Nelle
strade di Oakland, California la gang è tutto: vita, morte,
famiglia, opportunità (spesso l’unica). Quando le dinamiche,
regolate dai rigidi codici che s’impongono in lotte senza
quartiere, vengono alterate le ansie si moltiplicano perché “è
sempre così: la paura di ciò che succede ti fa vivere nel terrore
di ciò che potrebbe succedere”. Jess Mowry conosce abbastanza bene
le backstreets per lasciarsi ingannare e in Duri
a morire concentra
la cronaca di uno scontro dagli effetti dirompenti: per difendere il
proprio quarto di territorio, la gang degli Amici (si chiama proprio
così) deve fronteggiare uno spacciatore convinto di poterseli bere
su due piedi. La loro filosofia è spicciola e convincente: “Sì,
il mondo ci prova sempre a tenerti sotto, lo sanno anche i sassi, ma
questo non vuol dire che tu devi mangiar merda solo perché te la
mettono davanti al naso”, ma nella loro guerra di periferia trovano
un ostacolo impensabile e ingombrante.
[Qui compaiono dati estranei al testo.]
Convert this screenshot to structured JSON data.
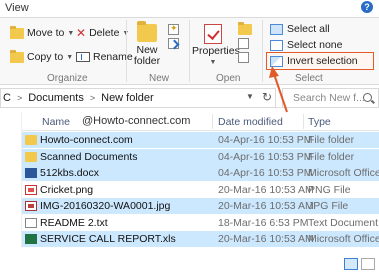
{
  "tabs": {
    "view": "View",
    "help": "?"
  },
  "ribbon": {
    "organize": {
      "label": "Organize",
      "move_to": "Move to",
      "copy_to": "Copy to",
      "delete": "Delete",
      "rename": "Rename"
    },
    "new": {
      "label": "New",
      "new_folder_line1": "New",
      "new_folder_line2": "folder"
    },
    "open": {
      "label": "Open",
      "properties": "Properties"
    },
    "select": {
      "label": "Select",
      "select_all": "Select all",
      "select_none": "Select none",
      "invert_selection": "Invert selection"
    }
  },
  "address": {
    "crumbs": [
      "C",
      "Documents",
      "New folder"
    ],
    "search_placeholder": "Search New f..."
  },
  "columns": {
    "name": "Name",
    "date": "Date modified",
    "type": "Type"
  },
  "watermark": "@Howto-connect.com",
  "files": [
    {
      "name": "Howto-connect.com",
      "date": "04-Apr-16 10:53 PM",
      "type": "File folder",
      "icon": "folder-icon",
      "selected": true
    },
    {
      "name": "Scanned Documents",
      "date": "04-Apr-16 10:53 PM",
      "type": "File folder",
      "icon": "folder-icon",
      "selected": true
    },
    {
      "name": "512kbs.docx",
      "date": "04-Apr-16 10:53 PM",
      "type": "Microsoft Office ...",
      "icon": "word-icon",
      "selected": true
    },
    {
      "name": "Cricket.png",
      "date": "20-Mar-16 10:53 AM",
      "type": "PNG File",
      "icon": "png-icon",
      "selected": false
    },
    {
      "name": "IMG-20160320-WA0001.jpg",
      "date": "20-Mar-16 10:53 AM",
      "type": "JPG File",
      "icon": "jpg-icon",
      "selected": true
    },
    {
      "name": "README 2.txt",
      "date": "18-Mar-16 6:53 PM",
      "type": "Text Document",
      "icon": "text-icon",
      "selected": false
    },
    {
      "name": "SERVICE  CALL REPORT.xls",
      "date": "20-Mar-16 10:53 AM",
      "type": "Microsoft Office ...",
      "icon": "excel-icon",
      "selected": true
    }
  ],
  "colors": {
    "selection": "#cce8ff",
    "accent": "#2a6cc4",
    "annotation": "#e05a2a"
  }
}
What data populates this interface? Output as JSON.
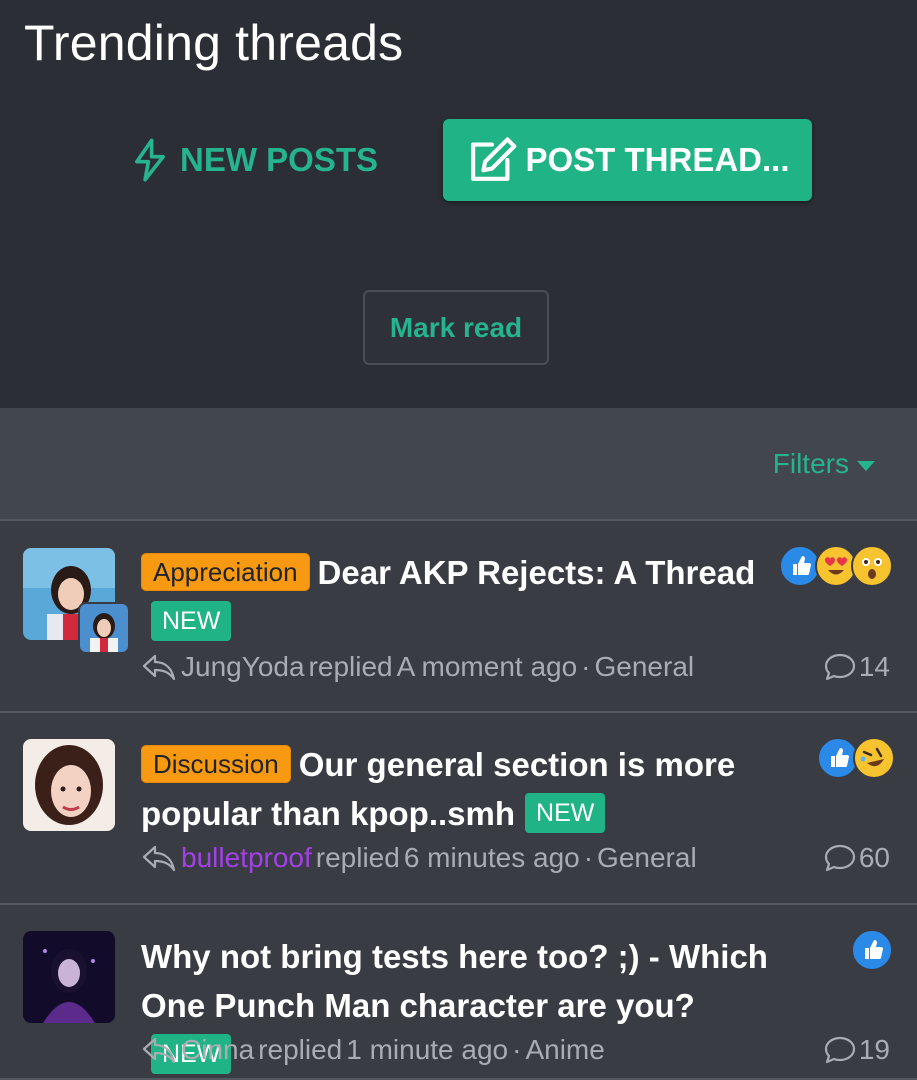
{
  "header": {
    "title": "Trending threads",
    "new_posts_label": "NEW POSTS",
    "post_thread_label": "POST THREAD...",
    "mark_read_label": "Mark read"
  },
  "filters": {
    "label": "Filters"
  },
  "threads": [
    {
      "prefix": "Appreciation",
      "title": "Dear AKP Rejects: A Thread",
      "badge": "NEW",
      "user": "JungYoda",
      "action": "replied",
      "time": "A moment ago",
      "separator": "·",
      "forum": "General",
      "replies": "14",
      "reactions": [
        "like",
        "love",
        "wow"
      ]
    },
    {
      "prefix": "Discussion",
      "title": "Our general section is more popular than kpop..smh",
      "badge": "NEW",
      "user": "bulletproof",
      "action": "replied",
      "time": "6 minutes ago",
      "separator": "·",
      "forum": "General",
      "replies": "60",
      "reactions": [
        "like",
        "haha"
      ]
    },
    {
      "prefix": "",
      "title": "Why not bring tests here too? ;) - Which One Punch Man character are you?",
      "badge": "NEW",
      "user": "Cinna",
      "action": "replied",
      "time": "1 minute ago",
      "separator": "·",
      "forum": "Anime",
      "replies": "19",
      "reactions": [
        "like"
      ]
    }
  ],
  "colors": {
    "accent": "#1fb385",
    "prefix_orange": "#f79a12",
    "background": "#2b2e34",
    "row_background": "#393c43",
    "username_purple": "#a340e6"
  }
}
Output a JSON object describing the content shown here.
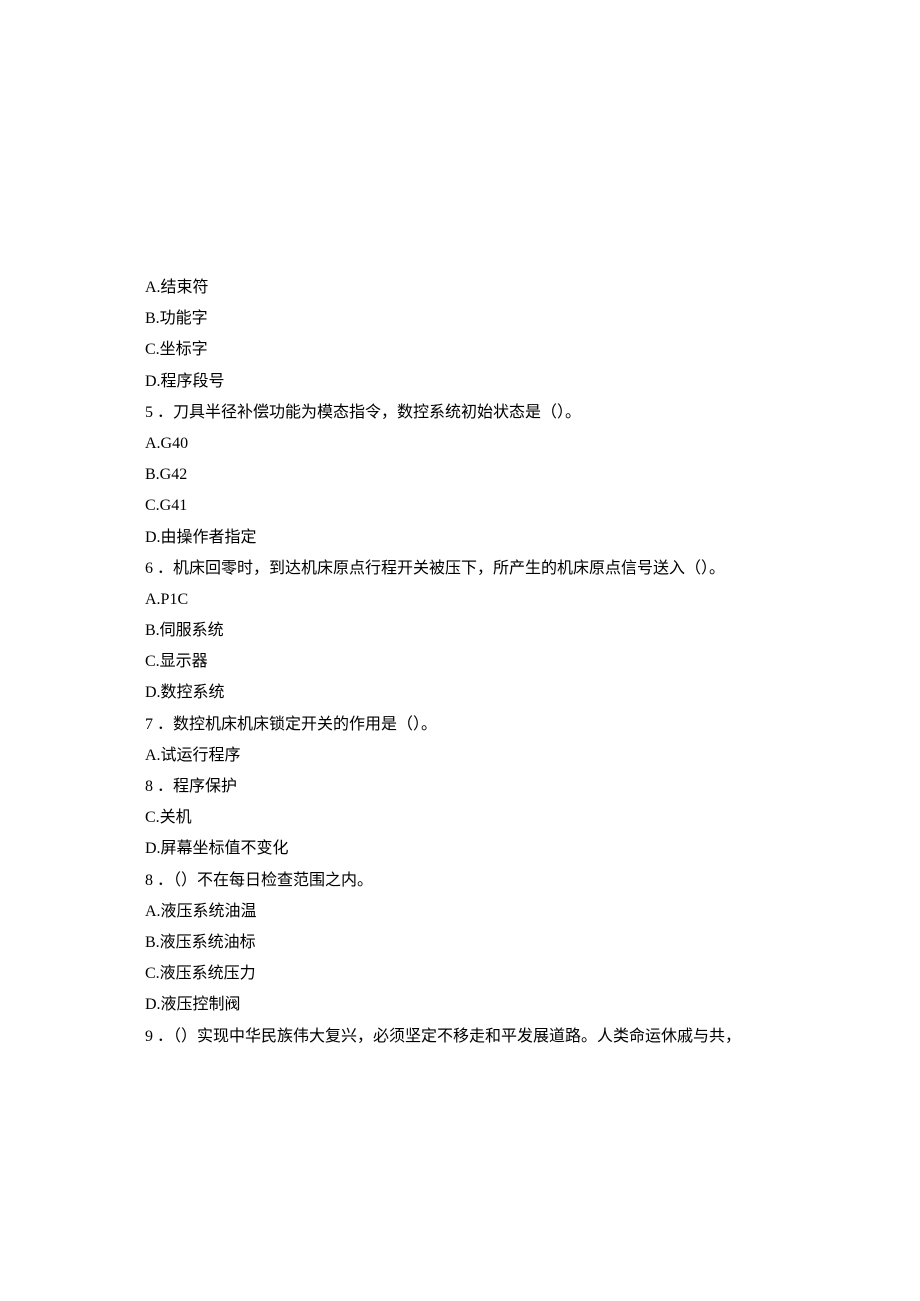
{
  "lines": [
    "A.结束符",
    "B.功能字",
    "C.坐标字",
    "D.程序段号",
    "5 ．刀具半径补偿功能为模态指令，数控系统初始状态是（）。",
    "A.G40",
    "B.G42",
    "C.G41",
    "D.由操作者指定",
    "6 ．机床回零时，到达机床原点行程开关被压下，所产生的机床原点信号送入（）。",
    "A.P1C",
    "B.伺服系统",
    "C.显示器",
    "D.数控系统",
    "7 ．数控机床机床锁定开关的作用是（）。",
    "A.试运行程序",
    "8 ．程序保护",
    "C.关机",
    "D.屏幕坐标值不变化",
    "8 ．（）不在每日检查范围之内。",
    "A.液压系统油温",
    "B.液压系统油标",
    "C.液压系统压力",
    "D.液压控制阀",
    "9 ．（）实现中华民族伟大复兴，必须坚定不移走和平发展道路。人类命运休戚与共，"
  ]
}
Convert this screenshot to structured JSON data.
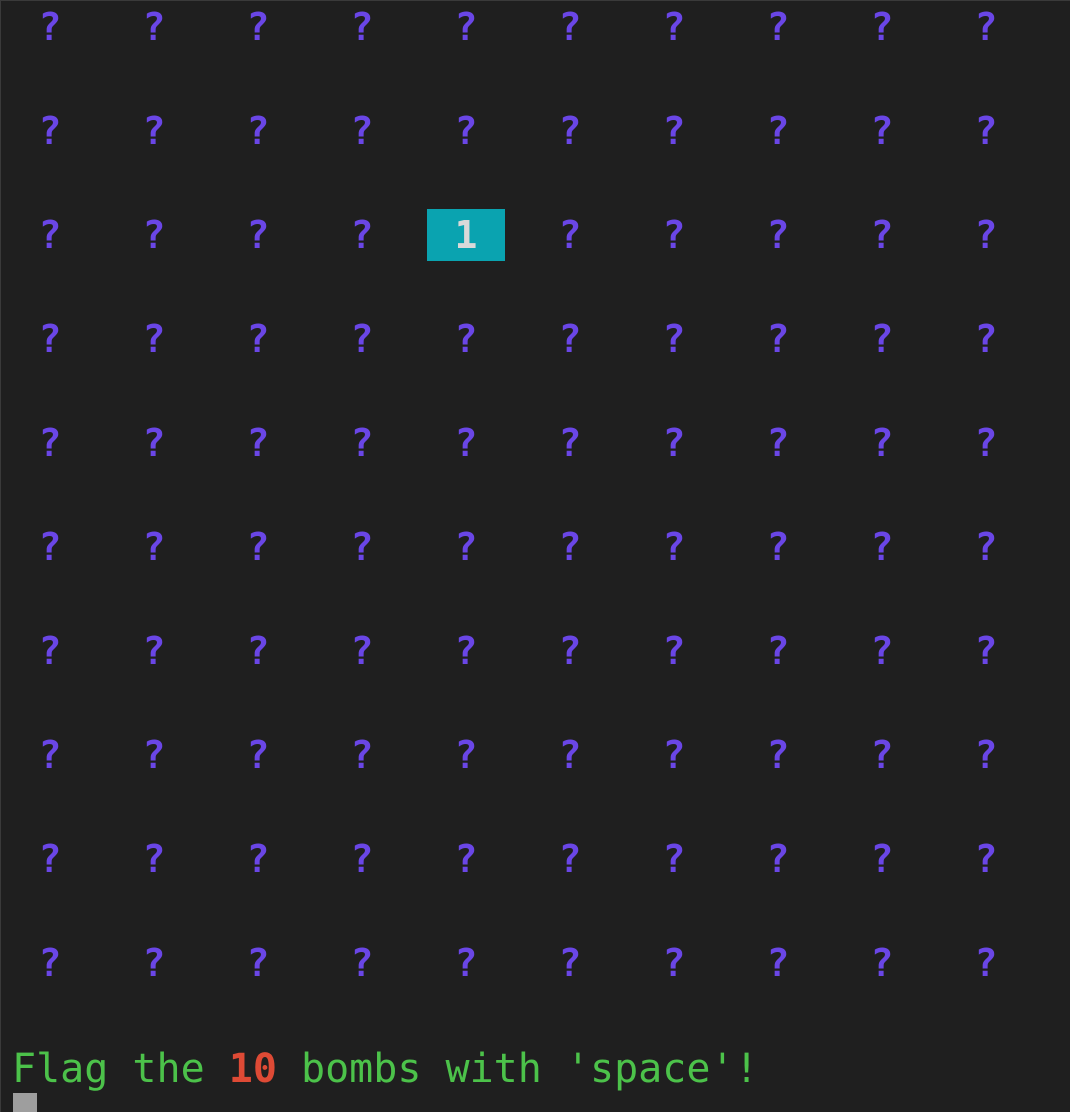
{
  "board": {
    "rows": 10,
    "cols": 10,
    "hidden_symbol": "?",
    "revealed": [
      {
        "row": 2,
        "col": 4,
        "value": "1"
      }
    ]
  },
  "status": {
    "prefix": "Flag the ",
    "bomb_count": "10",
    "suffix": " bombs with 'space'!"
  },
  "colors": {
    "background": "#1f1f1f",
    "hidden": "#6a46e6",
    "revealed_bg": "#0aa3b0",
    "revealed_text": "#d9d9d9",
    "status_text": "#4cc24a",
    "bomb_count": "#de4a35"
  }
}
Il gorilla dello spacciatore
invadente è Ty, un tempo uno di loro, uno della gang. La questione
non si può risolvere pensando soltanto a un diverso calibro delle
pistole ed è in quel momento che gli Amici si ritrovano prigionieri
del proprio mondo, a partire dalle parole e dal loro uso perché
“Forse quei rap dovevano far capire al mondo com’erano incazzati
i negri, ma dopo aver gridato diecimila volte di seguito a tutti di
andare affanculo, comprese le loro madri, i loro cani e i loro
criceti, sembravano semplicemente stupidi, come un bambino che ha
imparato una parolaccia e che la ripete a chiunque per vedere la
reazione della gente”. Il tono è questo: uno slang duro, grezzo,
aspro e in debito con Chester Himes, ma del resto non si può rendere
con raffinatezza quello che succede nei ghetti e nelle strade, dove
ogni gang ha il suo vocabolario. Anche nella sua limitata percezione
linguistica, Duri
a morire riesce
a dare una dimensione dell’acuta insofferenza, del disagio e della
desolazione in cui ci si dibatte nei ghetti, immersi in un humus di
quotidiana violenza, che si autoalimenta nell’indifferenza delle
istituzioni. La condizione degli afroamericani è un limite fino a un
certo punto perché come Jess Mowry fa dire a uno dei protagonisti:
“Di’ quel che vuoi, ma secondo me nessuno, di qualunque colore
abbia la pelle, può essere felice in qualche posto se non è felice
ovunque”. Quello che convince in Duri a morire è la sua distanza
dai luoghi comuni e il coraggio di svelare quanto i ghetti siano
anche causa ed effetto di un’autoindulgenza che ha il suo peso.
Come si sente dire ancora in Duri
a morire:
“Se quei rap volevano dire che i negri sono grandi e grossi e che
sanno fottere e fare a cazzotti, allora i negri dovevano imparare dai
vietnamiti che, pur essendo piccoli e pacifici, avevano vinto la
guerra e, a giudicare dal numero dei figli, erano fortissimi a
scopare; non solo, ma sapevano anche amarsi tra loro, oltre a servire
un’ottima carne alla griglia”. Magari Jess Mowry la mette giù
nuda e crudo, ma di ragioni ne ha in abbondanza.